The email also says Helm was due 4% of company fees from Glendale Heights. That came to just $1.40 for July — such a small amount because the DuPage County community ended its contract with SafeSpeed a year earlier, so the only revenue was from collections on old tickets.

Asked about Helm’s commission, Glendale Heights police Chief Douglas Flint said that, had village officials known of his involvement, “That would have been a certain revocation of our contract.”

Glendale Heights and SafeSpeed “mutually parted ways” in 2018, after one year, according to Flint, in a contract dispute.

In Matteson, village spokesman Sean Howard said, “Mr. Helm’s name was never raised in any discussions nor within the written contract between SafeSpeed and the village of Matteson.”

Sheila Chalmers-Currin, Matteson’s village president, said she never heard of Helm. She noted that SafeSpeed got its original contract before she was elected in 2017, though she was a village trustee. Her predecessor, Andre Ashmore, said he wasn’t involved in the negotiations and didn’t recall Helm’s name.

Matteson extended its contract with SafeSpeed last year but rejected a request to put red-light cameras at more intersections, Howard said.

Helm was named in search warrants served on the offices of Sandoval and Tobolski, a political ally of Helm. Tobolski also is mayor of McCook.

Records show Sandoval invited Helm to his son’s wedding and that Helm emailed Sandoval about a federal lawsuit filed by two O’Hare truck drivers who said Helm pushed them to do political work for, among others, former Mayor Rahm Emanuel and ex-Ald. Patrick O’Connor while on the job for the city.

“Marty, just goes to show that this whole lawsuit is BS!,” Helm wrote Dec. 8 to Sandoval. “Just wanted to let you . . . know, this will be exhibit A for dismissing this frivolous lawsuit. Give me a call when you can. Thanks for everything!”

The attachment Helm referred to appears to be a letter to union members written by then-Teamsters Local 700 leader Becky Strzechowski that effectively took management’s side and backed Helm in the dispute.

Strzechowski resigned earlier this year, seven months before her mentor, longtime Chicago Teamsters boss John Coli Sr., pleaded guilty in an extortion case involving Cinespace Chicago Film Studios.

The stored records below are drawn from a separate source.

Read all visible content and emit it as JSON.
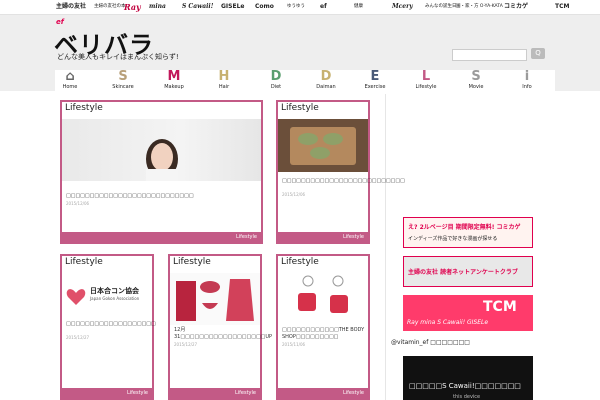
{
  "topbar": {
    "brands": [
      "主婦の友社",
      "主婦の友社の本",
      "Ray",
      "mina",
      "S Cawaii!",
      "GISELe",
      "Como",
      "ゆうゆう",
      "ef",
      "健康",
      "Mcery",
      "みんなの誕生日",
      "園・家・方 O-YA-KATA",
      "コミカゲ",
      "TCM"
    ]
  },
  "header": {
    "logo_small": "ef",
    "logo": "ベリバラ",
    "tagline": "どんな美人もキレイはまんぷく知らず!",
    "search_placeholder": "",
    "search_button": "Q"
  },
  "nav": [
    {
      "glyph": "⌂",
      "label": "Home",
      "color": "#666666"
    },
    {
      "glyph": "S",
      "label": "Skincare",
      "color": "#b8a07a"
    },
    {
      "glyph": "M",
      "label": "Makeup",
      "color": "#c1185b"
    },
    {
      "glyph": "H",
      "label": "Hair",
      "color": "#c7b170"
    },
    {
      "glyph": "D",
      "label": "Diet",
      "color": "#5a9e6f"
    },
    {
      "glyph": "D",
      "label": "Daiman",
      "color": "#c7b170"
    },
    {
      "glyph": "E",
      "label": "Exercise",
      "color": "#4a5a78"
    },
    {
      "glyph": "L",
      "label": "Lifestyle",
      "color": "#c35a86"
    },
    {
      "glyph": "S",
      "label": "Movie",
      "color": "#9b9b9b"
    },
    {
      "glyph": "i",
      "label": "Info",
      "color": "#9b9b9b"
    }
  ],
  "cards": [
    {
      "category": "Lifestyle",
      "title": "□□□□□□□□□□□□□□□□□□□□□□□□□□□",
      "date": "2015/12/06",
      "footer": "Lifestyle"
    },
    {
      "category": "Lifestyle",
      "title": "□□□□□□□□□□□□□□□□□□□□□□□□□□",
      "date": "2015/12/06",
      "footer": "Lifestyle"
    },
    {
      "category": "Lifestyle",
      "title": "□□□□□□□□□□□□□□□□□□□",
      "date": "2015/12/27",
      "footer": "Lifestyle"
    },
    {
      "category": "Lifestyle",
      "title": "12月31□□□□□□□□□□□□□□□□□□UP",
      "date": "2015/12/27",
      "footer": "Lifestyle"
    },
    {
      "category": "Lifestyle",
      "title": "□□□□□□□□□□□□THE BODY SHOP□□□□□□□□□",
      "date": "2015/11/06",
      "footer": "Lifestyle"
    }
  ],
  "heart_org": {
    "jp": "日本合コン協会",
    "en": "Japan Gokon Association"
  },
  "sidebar": {
    "banner1": "え? 2ルページ目 期間限定無料! コミカゲ",
    "banner1_sub": "インディーズ作品で好きな漫画が探せる",
    "banner2": "主婦の友社 読者ネットアンケートクラブ",
    "banner3": "TCM",
    "banner3_sub": "Ray mina S Cawaii! GISELe",
    "twitter": "@vitamin_ef □□□□□□□",
    "video_title": "□□□□□S Cawaii!□□□□□□□",
    "video_sub": "this device"
  }
}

Helm was hired by the Emanuel administration, and records show the mayor’s top aides and O’Connor signed off in February 2016 on an “unscheduled” $5,000 pay raise for Helm.

This City Hall document shows then-Mayor Rahm Emanuel’s aides and then-Ald. Patrick O’Connor approved a $5,000 salary increase for Bill Helm in 2016.

This City Hall document shows then-Mayor Rahm Emanuel’s aides and then-Ald. Patrick O’Connor approved a $5,000 salary increase for Bill Helm in 2016.